Unemployment and underemployment exist worldwide, but more so with people with epilepsy. The misunderstandings and stigma mentioned previously are usually to blame for this. For instance:

  • A survey in China showed that 31% of respondents believed that people with epilepsy should not be employed.
  • Data from Germany, Italy and USA indicate that people with epilepsy of working age, 40%-60% are employed (although these jobs are often below their potential), 15%-20% are unemployed and about 20% retire early.
  • In rural areas of India, people with epilepsy are generally looked after by their families and they usually help with their family's trade, although this will be with fewer responsibilities and less strenuous roles than "normal" people.
  • In a recent research survey, nearly a quarter of Nepalese people with epilepsy took the view that they were unable to work. As in many countries, these people with epilepsy had been culturally conditioned to underrate themselves.

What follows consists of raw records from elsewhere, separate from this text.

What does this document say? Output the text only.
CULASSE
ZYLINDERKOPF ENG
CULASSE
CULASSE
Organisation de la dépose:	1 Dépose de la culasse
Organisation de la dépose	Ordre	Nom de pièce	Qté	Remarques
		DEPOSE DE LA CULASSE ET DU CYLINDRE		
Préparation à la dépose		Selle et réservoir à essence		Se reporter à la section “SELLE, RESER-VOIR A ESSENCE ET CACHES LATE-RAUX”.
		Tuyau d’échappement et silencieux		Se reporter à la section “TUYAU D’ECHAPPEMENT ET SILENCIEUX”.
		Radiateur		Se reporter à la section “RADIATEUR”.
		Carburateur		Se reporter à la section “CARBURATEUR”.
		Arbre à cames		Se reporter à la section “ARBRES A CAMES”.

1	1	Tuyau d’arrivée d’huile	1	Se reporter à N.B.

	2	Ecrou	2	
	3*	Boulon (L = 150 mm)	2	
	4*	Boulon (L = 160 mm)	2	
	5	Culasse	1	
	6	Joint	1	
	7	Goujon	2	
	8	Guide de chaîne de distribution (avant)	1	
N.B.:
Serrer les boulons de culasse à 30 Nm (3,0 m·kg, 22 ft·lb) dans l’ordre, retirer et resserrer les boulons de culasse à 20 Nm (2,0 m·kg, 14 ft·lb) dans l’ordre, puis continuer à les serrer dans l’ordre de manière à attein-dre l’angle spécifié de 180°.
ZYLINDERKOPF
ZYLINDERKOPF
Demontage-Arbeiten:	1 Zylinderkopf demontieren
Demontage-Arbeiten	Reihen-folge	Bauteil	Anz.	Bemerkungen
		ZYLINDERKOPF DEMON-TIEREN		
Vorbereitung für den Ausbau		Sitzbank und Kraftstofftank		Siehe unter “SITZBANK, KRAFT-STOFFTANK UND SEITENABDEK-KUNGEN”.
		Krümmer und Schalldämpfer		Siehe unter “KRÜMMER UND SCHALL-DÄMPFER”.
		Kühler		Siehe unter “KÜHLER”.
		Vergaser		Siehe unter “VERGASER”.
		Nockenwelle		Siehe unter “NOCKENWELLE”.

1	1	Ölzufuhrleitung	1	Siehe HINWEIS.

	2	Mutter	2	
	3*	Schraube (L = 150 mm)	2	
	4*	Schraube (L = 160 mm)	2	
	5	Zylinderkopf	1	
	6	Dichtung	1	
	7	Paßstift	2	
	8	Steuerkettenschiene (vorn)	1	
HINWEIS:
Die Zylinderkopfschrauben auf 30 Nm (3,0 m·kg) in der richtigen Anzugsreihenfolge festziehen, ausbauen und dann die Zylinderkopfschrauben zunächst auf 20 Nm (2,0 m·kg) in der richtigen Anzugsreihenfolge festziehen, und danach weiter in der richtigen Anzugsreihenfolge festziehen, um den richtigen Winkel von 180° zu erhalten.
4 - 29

Misunderstandings about epilepsy, combined with the economic and financial barriers to availability of treatment in developing countries, play an important role in preventing treatment becoming available to millions of people in developing countries. For example, culturally informed health-seeking strategies often lead the majority of people with epilepsy in developing countries to turn to traditional healers for treatment.

Economic aspects

  • In 1990, WHO, identified that, on average, the cost of the anti-epileptic drug phenobarbitone (which alone could be used to control seizures in a substantial proportion of those with epilepsy and which is on the WHO list of essential drugs) could be as low as US$ 5 per person per annum.
  • The World Bank report "Investing in Health" (1993) states that, in 1990 epilepsy accounted for nearly 1% of the world's disease burden. Epilepsy commonly affects young people in the most productive years of their lives, often leading to avoidable unemployment.

Key points

  • The cost and burden of epilepsy varies between countries.
  • The anti-epileptic drug phenobarbitone can cost as little as US $5/person/annum and can be used to treat many people with epilepsy.
  • People with epilepsy continually face social stigma and exclusion. A fundamental part of ridding the world of this stigma is to raise public and professional awareness.
  • Legislation which reinforces fear and discrimination must also be changed.